Digital modelling and product passports

Naturally, the current trend for fast fashion – clothing bought cheaply and thrown away quickly – is completely at odds with a more sustainable vision for the future, and the European Commission’s 2030 Vision for Textiles has the practice squarely in its sights. Moreover, producers will be expected to make use of recycled fibre whenever possible, and make sure their garments are durable, repairable, free of any hazardous materials, and finally recyclable themselves. This will feed through to every stage of a garment’s life, from sourcing the material and preparing it for weaving, to bleaching and dyeing, distribution and then, once the garment is of no further use, endeavouring to feed as much of it back into the same closed loop.

One way to improve sustainability is by cutting down on shipping costs and ensure localised production for local markets

The ESMA conference highlights a number of processes by which these aims can be achieved, with eco-design being at the forefront to ensure, firstly by using digital modelling and then 3D printouts of prototypes, that waste is kept to an absolute minimum during manufacturing. 
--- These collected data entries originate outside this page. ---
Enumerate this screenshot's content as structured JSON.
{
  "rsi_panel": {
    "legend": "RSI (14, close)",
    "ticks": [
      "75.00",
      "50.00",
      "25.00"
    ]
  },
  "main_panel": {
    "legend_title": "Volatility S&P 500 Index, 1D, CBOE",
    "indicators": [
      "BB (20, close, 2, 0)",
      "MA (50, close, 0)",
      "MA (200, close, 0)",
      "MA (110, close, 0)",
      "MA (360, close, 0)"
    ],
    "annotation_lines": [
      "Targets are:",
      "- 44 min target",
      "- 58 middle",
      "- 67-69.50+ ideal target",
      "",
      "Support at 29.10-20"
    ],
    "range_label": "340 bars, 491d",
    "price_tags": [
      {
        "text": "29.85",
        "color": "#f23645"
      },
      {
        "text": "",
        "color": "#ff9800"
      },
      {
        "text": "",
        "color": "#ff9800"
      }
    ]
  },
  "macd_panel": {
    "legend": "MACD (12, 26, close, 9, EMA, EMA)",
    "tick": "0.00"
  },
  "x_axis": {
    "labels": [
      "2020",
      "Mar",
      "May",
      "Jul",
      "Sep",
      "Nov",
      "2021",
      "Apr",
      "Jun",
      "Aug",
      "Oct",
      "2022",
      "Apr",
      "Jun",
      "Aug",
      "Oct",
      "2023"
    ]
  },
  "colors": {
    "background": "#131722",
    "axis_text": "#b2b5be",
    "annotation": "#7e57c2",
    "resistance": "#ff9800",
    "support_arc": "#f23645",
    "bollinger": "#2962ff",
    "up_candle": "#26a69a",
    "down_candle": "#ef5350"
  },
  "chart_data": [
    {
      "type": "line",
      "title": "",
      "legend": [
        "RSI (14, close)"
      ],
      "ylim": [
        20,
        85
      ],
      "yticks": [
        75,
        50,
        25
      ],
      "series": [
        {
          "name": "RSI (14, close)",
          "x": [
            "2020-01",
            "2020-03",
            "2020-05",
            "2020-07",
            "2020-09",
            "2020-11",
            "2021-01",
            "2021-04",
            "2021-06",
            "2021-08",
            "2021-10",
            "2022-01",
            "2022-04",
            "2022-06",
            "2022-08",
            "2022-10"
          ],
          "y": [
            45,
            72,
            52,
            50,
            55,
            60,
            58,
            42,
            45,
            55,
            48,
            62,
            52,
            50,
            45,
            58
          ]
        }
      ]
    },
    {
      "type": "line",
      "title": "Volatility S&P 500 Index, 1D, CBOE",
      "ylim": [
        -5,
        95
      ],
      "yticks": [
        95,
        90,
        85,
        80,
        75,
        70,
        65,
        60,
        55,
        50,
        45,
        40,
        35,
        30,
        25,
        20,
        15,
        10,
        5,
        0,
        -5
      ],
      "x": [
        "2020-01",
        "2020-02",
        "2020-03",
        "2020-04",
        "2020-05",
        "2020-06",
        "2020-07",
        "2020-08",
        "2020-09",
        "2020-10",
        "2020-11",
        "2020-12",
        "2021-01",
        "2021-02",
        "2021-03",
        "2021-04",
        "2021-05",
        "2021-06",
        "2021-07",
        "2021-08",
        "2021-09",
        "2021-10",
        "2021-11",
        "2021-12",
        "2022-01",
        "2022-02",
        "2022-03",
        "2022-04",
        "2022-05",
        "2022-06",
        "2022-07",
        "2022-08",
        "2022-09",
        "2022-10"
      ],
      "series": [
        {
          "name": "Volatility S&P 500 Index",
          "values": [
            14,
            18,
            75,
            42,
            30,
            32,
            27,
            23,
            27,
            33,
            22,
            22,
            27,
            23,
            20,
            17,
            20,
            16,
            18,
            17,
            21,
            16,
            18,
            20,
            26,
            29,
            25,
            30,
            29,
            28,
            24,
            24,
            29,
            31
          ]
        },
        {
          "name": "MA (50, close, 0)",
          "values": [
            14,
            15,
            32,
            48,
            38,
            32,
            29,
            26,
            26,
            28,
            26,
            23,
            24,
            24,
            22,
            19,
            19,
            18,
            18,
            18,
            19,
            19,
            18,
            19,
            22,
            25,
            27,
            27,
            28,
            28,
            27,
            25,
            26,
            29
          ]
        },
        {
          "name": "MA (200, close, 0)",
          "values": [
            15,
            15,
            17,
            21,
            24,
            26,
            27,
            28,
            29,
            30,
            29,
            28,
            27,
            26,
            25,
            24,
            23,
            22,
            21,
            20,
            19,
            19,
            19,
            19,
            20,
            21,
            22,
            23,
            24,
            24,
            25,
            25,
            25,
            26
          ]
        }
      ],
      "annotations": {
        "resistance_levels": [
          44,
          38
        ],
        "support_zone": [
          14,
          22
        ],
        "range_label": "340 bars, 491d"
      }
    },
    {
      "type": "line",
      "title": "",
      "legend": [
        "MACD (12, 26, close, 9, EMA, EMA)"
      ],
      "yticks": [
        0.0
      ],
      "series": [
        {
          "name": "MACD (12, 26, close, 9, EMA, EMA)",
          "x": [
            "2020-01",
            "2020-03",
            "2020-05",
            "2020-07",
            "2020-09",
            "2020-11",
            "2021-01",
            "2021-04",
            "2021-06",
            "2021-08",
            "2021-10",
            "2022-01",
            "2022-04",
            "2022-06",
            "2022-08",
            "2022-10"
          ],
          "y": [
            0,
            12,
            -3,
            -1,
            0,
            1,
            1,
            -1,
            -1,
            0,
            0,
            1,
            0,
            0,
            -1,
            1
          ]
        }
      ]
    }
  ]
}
But this digitising extends beyond the design phase and all the way through to the supply chain and business model, to guard against overproduction and inefficiencies further down the supply chain. 

Digitisation in the design stage includes:

  • Technologies for sketching and drawing 
  • 2D and 3D CAD
  • 3D body scanning
  • Digital fabrics
  • Predicting fabric behaviour using mechanical properties and machine learning

Digitisation in the fabric production stage includes:

  • Knitting
  • Digital printing
  • AI for scheduling and design layout of production (optimisation technologies)
  • AI to select appropriate processes and equipment to minimize pollution (Expert systems)
  • AI to choose process and resources to decrease overall costs (Decision support systems)
  • Computer vision for quality control
  • AI tolerancing for fabric colour matching

Each garment should then be issued its own Digital Product Passport – a label which details its provenance and recyclability, as well as its green credentials, allowing consumers to be fully informed about the purchases they are making.

Keeping production local

Europe’s textile industry was estimated to have a turnover of €147bn in 2021 but runs a trade deficit with the rest of the world of almost a third of that amount, and so one way to improve sustainability is by cutting down on shipping costs and ensure localised production for local markets. Textiles manufactured in China or Bangladesh typically take 30 days to be shipped to Europe, with environmental impacts as well as tariffs adding to the cost, making the drive for more home-grown products all the more important – especially when a sustainable, circular economy is within grasp. 

Of the 1.3 million employees in Europe’s textile sector, 25 to 30% will have retired by 2030, making way for a whole tranche of fresh talent entering the industry who will be amenable to changing work practices – especially given a new emphasis on digital technologies – and could help to energise and drive these changes forward. 2030, after all, isn’t the end of the story, and with 3D printing technology being heralded as something of a fourth Industrial Revolution (or Industry 4.0), the fabric and clothing industry should be ideally placed to face the challenges of the future by building upon the innovations outlined in my keynote speech.

Alexandra De Raeve is Head of Research Centre FTILab+ at HoGent University of Applied Sciences and Arts.